To the editor: Jon Wiener writes that pundits’ predictions are often wrong, but he does not say why.
They get it wrong for two simple reasons. First, they live in a bubble. They look around at all the young college graduates who surround them and think that this is the world.
Second, they are blissfully untethered from real life. How many have actually run anything — a country, a city, a company or a business? How many have faced the loss of everything they’ve lived for and fought back, working 20 hours a day to do it? How many are homeless because they cannot afford rent even though they work two minimum-wage jobs and see their kids only a few times a week?
Speaking for me alone, I really appreciate fact-based journalism that provides the information for me to form an opinion. I don’t care what the pundits think.
Rett Lemoult, Laguna Niguel
To the editor: I have a quick observation in addition to Wiener’s helpful piece on Big Data and political polling: Any poll can only provide a snapshot of a particular moment in time.

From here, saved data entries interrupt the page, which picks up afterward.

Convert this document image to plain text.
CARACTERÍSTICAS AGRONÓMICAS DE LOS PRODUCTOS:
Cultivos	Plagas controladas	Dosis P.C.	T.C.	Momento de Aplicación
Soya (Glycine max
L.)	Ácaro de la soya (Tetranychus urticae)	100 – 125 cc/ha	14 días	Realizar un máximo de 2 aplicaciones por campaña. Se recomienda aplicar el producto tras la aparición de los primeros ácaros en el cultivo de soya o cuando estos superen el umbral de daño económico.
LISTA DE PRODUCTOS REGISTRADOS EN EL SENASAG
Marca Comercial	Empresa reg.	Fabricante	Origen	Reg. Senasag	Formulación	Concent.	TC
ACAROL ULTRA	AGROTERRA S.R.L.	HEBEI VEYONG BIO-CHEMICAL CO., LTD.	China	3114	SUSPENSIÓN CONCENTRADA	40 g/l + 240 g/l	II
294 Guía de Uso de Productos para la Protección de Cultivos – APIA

Surveying voters, consumers or any group for any purpose is a little like taking a picture of a school of fish or a flock of birds. They may be moving in one general direction, but the overall shape of the group constantly changes.
It’s possible for a poll to be dead accurate the day before an election and dead wrong the day of an election. Even in highly partisan times, a large part of the electorate remains difficult to pin down.
Craig Curtis, Altadena
To the editor: Wiener’s article about the difficulties of political forecasting reminded me of the saying, “It is difficult to make predictions, especially about the future.”